Зборовский заметил: какое ни на есть — все «тамошнее» ей родней родного. Ужели места, где горе мыкают, дороги человеку?
Постепенно все дальше и дальше отходит от нее лапотная забитость. Пугливая, многотерпимая. А почему? Доктор загородил, защитил ее своими широкими плечами. Случись прежде, даже месяца два назад, очевидно, не осмелилась бы так вот, вдвоем, выйти на люди в город.
В «Экспрессе», куда Зборовский привел ее, Даша перехватывала язвительные взоры обывателей. Возможно, преувеличивала интерес к себе? Нарочито усмехалась — пусть примечают ее бескручинное лицо, пусть думают, будто ничто не задевает ее. В ту же минуту поймала на себе иной взгляд — два жала: дочка аптекаря. Может, зло этой барышне причинила? Может, здесь его судьба была?
— Что же вы, Сергей Сергеевич, не познакомите меня с вашей женой? — Так Арстакьян и сказал «с женой», не выразив при этом ничего такого, что могло бы смутить кого-либо из них. Сам протянул ей руку, первый из горожан, признавший Дашу. Говорил с ней как давний знакомый. Охотно, просто. И Даша не замкнулась, призналась, что в «Экспрессе» никогда не была и вообще не представляет себе, что такое иллюзион.

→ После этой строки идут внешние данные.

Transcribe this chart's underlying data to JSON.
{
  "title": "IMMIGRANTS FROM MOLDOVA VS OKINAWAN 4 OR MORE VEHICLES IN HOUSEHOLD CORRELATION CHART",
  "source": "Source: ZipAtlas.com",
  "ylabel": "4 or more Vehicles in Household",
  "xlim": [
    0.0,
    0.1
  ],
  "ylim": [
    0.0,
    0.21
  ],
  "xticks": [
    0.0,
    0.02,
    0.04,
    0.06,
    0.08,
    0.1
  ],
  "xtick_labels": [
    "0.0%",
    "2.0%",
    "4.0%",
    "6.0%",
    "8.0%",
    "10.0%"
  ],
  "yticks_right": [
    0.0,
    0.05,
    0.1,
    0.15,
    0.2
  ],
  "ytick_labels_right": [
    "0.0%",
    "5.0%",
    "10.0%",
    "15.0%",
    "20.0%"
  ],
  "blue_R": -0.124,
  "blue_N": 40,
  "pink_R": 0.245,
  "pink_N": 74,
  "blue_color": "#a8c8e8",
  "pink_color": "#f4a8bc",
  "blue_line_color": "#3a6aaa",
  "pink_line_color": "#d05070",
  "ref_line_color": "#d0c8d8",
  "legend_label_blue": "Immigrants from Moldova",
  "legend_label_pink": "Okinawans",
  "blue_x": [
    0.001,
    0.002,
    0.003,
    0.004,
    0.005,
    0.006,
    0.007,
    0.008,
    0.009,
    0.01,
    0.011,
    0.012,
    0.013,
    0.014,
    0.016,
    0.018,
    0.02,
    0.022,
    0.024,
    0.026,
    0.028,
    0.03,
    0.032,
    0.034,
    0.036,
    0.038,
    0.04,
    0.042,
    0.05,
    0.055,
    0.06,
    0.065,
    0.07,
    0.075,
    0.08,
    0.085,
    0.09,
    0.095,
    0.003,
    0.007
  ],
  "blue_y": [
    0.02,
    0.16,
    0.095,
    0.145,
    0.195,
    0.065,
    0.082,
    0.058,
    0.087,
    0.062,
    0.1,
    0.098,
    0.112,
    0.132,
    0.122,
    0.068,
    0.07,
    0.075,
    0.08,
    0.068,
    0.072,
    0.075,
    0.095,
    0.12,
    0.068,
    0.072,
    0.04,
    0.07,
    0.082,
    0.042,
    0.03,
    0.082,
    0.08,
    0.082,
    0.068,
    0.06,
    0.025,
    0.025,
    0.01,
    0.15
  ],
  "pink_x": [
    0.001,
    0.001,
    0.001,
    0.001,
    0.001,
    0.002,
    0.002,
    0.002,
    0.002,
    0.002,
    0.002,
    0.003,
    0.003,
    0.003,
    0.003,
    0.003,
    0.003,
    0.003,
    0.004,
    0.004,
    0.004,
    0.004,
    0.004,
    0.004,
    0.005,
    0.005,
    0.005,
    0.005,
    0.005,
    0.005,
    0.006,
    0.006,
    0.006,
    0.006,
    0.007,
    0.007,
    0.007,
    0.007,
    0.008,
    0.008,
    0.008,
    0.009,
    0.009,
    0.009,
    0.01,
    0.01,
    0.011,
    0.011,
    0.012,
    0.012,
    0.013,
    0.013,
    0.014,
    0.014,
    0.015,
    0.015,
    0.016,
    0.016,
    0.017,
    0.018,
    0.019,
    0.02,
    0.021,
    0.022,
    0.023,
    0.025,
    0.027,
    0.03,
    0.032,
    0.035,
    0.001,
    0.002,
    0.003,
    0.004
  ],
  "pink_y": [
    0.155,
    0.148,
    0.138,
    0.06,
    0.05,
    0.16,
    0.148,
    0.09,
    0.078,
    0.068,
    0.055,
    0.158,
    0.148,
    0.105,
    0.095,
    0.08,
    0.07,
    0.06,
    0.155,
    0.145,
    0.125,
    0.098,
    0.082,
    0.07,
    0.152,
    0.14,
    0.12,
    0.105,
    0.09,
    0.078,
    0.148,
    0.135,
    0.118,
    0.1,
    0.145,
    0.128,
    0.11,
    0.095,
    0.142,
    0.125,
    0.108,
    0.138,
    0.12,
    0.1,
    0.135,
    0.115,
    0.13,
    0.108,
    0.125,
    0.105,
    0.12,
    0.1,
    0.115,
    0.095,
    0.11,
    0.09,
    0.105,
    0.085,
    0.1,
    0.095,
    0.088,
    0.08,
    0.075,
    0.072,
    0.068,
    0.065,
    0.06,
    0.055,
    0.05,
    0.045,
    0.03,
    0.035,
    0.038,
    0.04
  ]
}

— Завтра жду вас у себя, — взял с них слово Арстакьян. — Никаких отговорок! Кстати, приехала моя жена. Вот такую жирнущую рыбину — усача из Саратова привезла, язык проглотите.
В гости? Даша растерялась. Не было навыка ходить по гостям. И все же пересилило любопытство, которого, как у всякой женщины, у нее не в обрез.
Все в квартире Арстакьяна показалось не явью, а продолжением вчерашней картины в иллюзионе.